Embrapa Pesca, Aquicultura e Sistemas Agrícolas inicia obras nesta terça-feira

A empresa irá coordenar um programa nacional de pesquisa, desenvolvimento e inovação no setor

Margareth Santos
Aquicultura

A Empresa Brasileira de Pesquisa Agropecuária inicia nesta terça-feira, dia 12, em Palmas (TO), as obras de duas fazendas agrícolas que irão compor as instalações da Embrapa Pesca, Aquicultura e Sistemas Agrícolas. O novo centro de pesquisas, cuja criação foi aprovada em novembro, tem formação diferenciada dos demais e atuação nacional em pesca e aquicultura e ecorregional em regiões hidrográficas homogêneas, como Tocantins, Maranhão, Piauí e oeste da Bahia, em sistemas agrícolas integrados. A empresa, que conta com 35 pesquisadores de diferentes áreas, irá coordenar um programa nacional de pesquisa, desenvolvimento e inovação em aquicultura e pesca.

— A partir dos projetos Aquabrasil e Beijupirá, dos estudos em aquicultura e pesca, e da projeção de crescimento do setor, os ministérios da Pesca e Aquicultura e Agricultura, Pecuária e Abastecimento, junto com a Embrapa, decidiram pela criação de um centro de pesquisa específico. Dessa forma, foi fundada a Embrapa Pesca, Aquicultura e Sistemas Agrícolas — explica o chefe de pesquisa e desenvolvimento, Ariovaldo Luchiari Junior.

Vista aérea do local
onde será implantada
sede da nova Embrapa

Será criado um conselho que determinará as necessidades em pesca e aquicultura e lançará os projetos mais prioritários. O foco da pesquisa estará concentrado em peixes nativos da Bacia Amazônica, que tem imenso potencial de exportação, transformando o lago de Palmas num parque aquícola e polo pesqueiro, de acordo com Luchiari Junior.

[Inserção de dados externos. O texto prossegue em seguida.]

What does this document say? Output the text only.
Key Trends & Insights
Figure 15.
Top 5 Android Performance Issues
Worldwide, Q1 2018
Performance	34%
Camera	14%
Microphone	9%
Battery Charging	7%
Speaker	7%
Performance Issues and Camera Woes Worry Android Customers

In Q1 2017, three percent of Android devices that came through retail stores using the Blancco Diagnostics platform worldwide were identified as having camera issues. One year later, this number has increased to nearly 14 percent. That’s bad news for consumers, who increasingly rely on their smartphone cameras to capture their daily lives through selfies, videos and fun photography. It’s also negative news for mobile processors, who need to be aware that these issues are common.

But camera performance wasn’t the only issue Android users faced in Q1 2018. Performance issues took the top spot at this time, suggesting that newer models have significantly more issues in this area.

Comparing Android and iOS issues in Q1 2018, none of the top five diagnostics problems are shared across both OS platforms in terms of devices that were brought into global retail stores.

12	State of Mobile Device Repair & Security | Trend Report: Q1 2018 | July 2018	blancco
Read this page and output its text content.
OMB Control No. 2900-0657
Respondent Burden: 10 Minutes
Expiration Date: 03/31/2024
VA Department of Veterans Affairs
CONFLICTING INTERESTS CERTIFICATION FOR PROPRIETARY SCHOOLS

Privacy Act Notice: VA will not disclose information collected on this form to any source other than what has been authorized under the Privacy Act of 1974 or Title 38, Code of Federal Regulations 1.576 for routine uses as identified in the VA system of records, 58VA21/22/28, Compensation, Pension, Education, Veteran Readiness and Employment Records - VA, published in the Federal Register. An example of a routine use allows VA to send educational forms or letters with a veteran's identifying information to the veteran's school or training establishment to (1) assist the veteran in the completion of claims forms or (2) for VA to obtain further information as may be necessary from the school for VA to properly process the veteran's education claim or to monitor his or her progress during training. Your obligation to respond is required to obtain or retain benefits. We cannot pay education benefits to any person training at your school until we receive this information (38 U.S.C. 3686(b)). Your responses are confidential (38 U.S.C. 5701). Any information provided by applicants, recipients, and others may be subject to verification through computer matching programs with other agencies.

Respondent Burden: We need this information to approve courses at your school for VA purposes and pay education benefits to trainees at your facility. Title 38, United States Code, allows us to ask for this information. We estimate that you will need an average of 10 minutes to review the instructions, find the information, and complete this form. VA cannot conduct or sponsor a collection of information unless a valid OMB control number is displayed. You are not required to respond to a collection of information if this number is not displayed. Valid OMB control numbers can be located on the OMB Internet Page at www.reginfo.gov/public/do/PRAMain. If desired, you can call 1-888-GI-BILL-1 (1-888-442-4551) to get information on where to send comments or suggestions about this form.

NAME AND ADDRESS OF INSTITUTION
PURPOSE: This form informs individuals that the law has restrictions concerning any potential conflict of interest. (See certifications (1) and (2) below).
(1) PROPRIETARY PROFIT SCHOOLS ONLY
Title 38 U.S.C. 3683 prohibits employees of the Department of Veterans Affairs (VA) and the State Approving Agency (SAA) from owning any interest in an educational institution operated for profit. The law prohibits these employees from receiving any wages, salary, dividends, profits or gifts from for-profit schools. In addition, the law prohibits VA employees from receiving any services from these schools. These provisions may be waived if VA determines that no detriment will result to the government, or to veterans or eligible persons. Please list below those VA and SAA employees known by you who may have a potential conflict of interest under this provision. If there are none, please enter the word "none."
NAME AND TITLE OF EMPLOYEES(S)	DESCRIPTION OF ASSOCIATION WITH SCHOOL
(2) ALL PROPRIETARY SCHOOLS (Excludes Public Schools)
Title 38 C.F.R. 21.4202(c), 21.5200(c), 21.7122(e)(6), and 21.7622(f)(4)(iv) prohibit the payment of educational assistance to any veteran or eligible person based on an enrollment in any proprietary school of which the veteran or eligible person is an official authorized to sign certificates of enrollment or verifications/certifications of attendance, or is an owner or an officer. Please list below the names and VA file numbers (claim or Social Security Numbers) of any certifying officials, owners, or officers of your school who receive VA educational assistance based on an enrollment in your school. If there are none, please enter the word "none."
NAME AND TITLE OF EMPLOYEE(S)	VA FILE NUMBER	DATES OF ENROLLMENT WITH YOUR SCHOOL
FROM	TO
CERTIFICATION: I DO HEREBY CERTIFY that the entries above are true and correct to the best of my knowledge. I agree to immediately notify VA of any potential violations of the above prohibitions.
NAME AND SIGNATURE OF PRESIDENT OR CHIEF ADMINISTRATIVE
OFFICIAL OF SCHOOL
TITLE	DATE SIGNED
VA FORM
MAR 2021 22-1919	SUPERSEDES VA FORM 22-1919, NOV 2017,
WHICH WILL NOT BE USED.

— Na linha dos sistemas agrícolas, vamos trabalhar com os sistemas de produção integrados, ou seja, lavoura-pecuária-floresta, lavoura-pecuária-fruticultura, ou ainda a integração de sistemas, por exemplo, capim com gado, milho com forragem, entre outros. Nesse contexto, podemos usar resíduos e produtos da agricultura integrados na piscicultura. O primeiro esforço é implantar em áreas degradadas os sistemas que já estão sendo desenvolvidos, com o intuito de recuperá-las. Mais adiante, pretendemos desenvolver novos sistemas baseados em outros modelos de negócios, com sustentabilidade econômica, social e ambiental  — revela.